Die aktuelle Version 10.1 der Compilersammlung GCC ist erschienen(öffnet im neuen Fenster) . Das Entwicklerteam stellt seinen Nutzern mit der Option -fanalyzer erstmals eine neue statische Code-Analyse zur Verfügung, die laut der Ankündigung allerdings noch als experimentelle Funktion angesehen werden sollte. Das Werkzeug hat sich jedoch bereits in der Praxis bewährt.

So haben die Entwickler der Verschlüsselungsbibliothek OpenSSL damit einen Fehler gefunden , der in bestimmten Situationen genutzt werden kann, um eine Software abstürzen zu lassen. Interessant daran ist vor allem, dass OpenSSL inzwischen eigentlich als besonders gut überprüft und untersucht gilt. Dass die neue GCC-Funktion also dennoch einen vorhandenen Fehler aufgefunden hat, spricht für die Fähigkeiten der Code-Analyse. Der Red-Hat-Entwickler David Malcom hat die Funktion vor kurzem in einem ausführlichen Blogbeitrag erklärt(öffnet im neuen Fenster) .

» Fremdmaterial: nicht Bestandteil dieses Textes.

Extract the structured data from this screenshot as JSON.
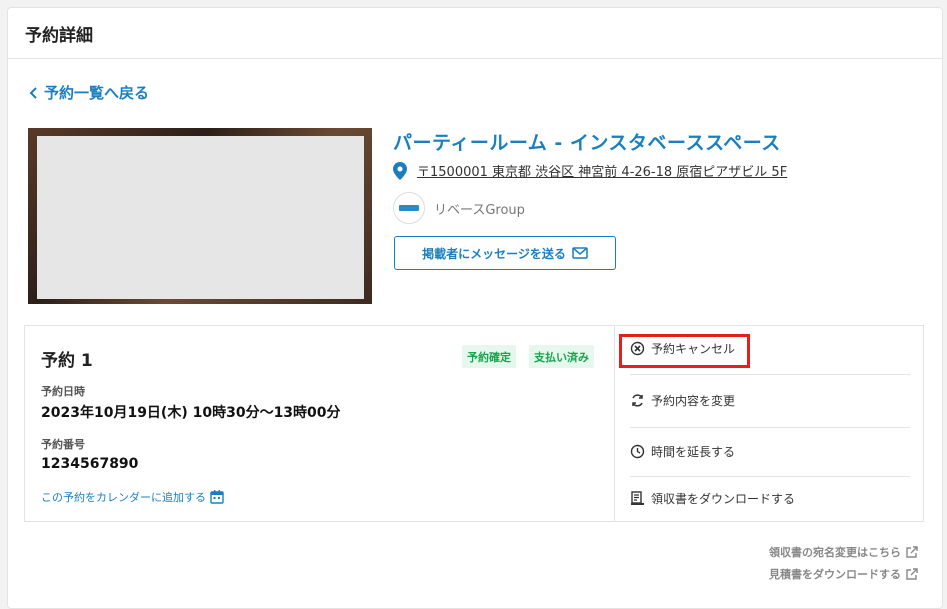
{
  "header": {
    "title": "予約詳細"
  },
  "back": {
    "label": "予約一覧へ戻る"
  },
  "venue": {
    "title": "パーティールーム - インスタベーススペース",
    "address": "〒1500001 東京都 渋谷区 神宮前 4-26-18 原宿ピアザビル 5F",
    "host_name": "リベースGroup",
    "message_button": "掲載者にメッセージを送る"
  },
  "reservation": {
    "title": "予約 1",
    "badges": {
      "confirmed": "予約確定",
      "paid": "支払い済み"
    },
    "datetime_label": "予約日時",
    "datetime_value": "2023年10月19日(木) 10時30分〜13時00分",
    "number_label": "予約番号",
    "number_value": "1234567890",
    "calendar_link": "この予約をカレンダーに追加する"
  },
  "actions": {
    "cancel": "予約キャンセル",
    "change": "予約内容を変更",
    "extend": "時間を延長する",
    "receipt": "領収書をダウンロードする"
  },
  "footer": {
    "receipt_name_link": "領収書の宛名変更はこちら",
    "estimate_link": "見積書をダウンロードする"
  },
  "colors": {
    "accent": "#1a7fc1",
    "badge_green": "#19a24c",
    "highlight_red": "#e3201b"
  }
}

Zu GCC neu hinzugekommen ist außerdem die Unterstützung für die OpenACC-Spezifikation in Version 2.6 sowie Verbesserungen für OpenMP 5.0. Beide dieser Implementierungen in GCC unterstützen nun außerdem das sogenannte Offloading für AMDs Radeon-GPUs. Zunächst ist das beschränkt auf die Fiji- und Vega-Modelle.

Die Compilersammlung unterstützt außerdem eBPF , eine mittlerweile fast universell einsetzbare virtuelle Maschine (VM) im Linux-Kernel. Die dient offenbar der Umsetzung für eine moderne Implementierung von Dtrace durch Oracle.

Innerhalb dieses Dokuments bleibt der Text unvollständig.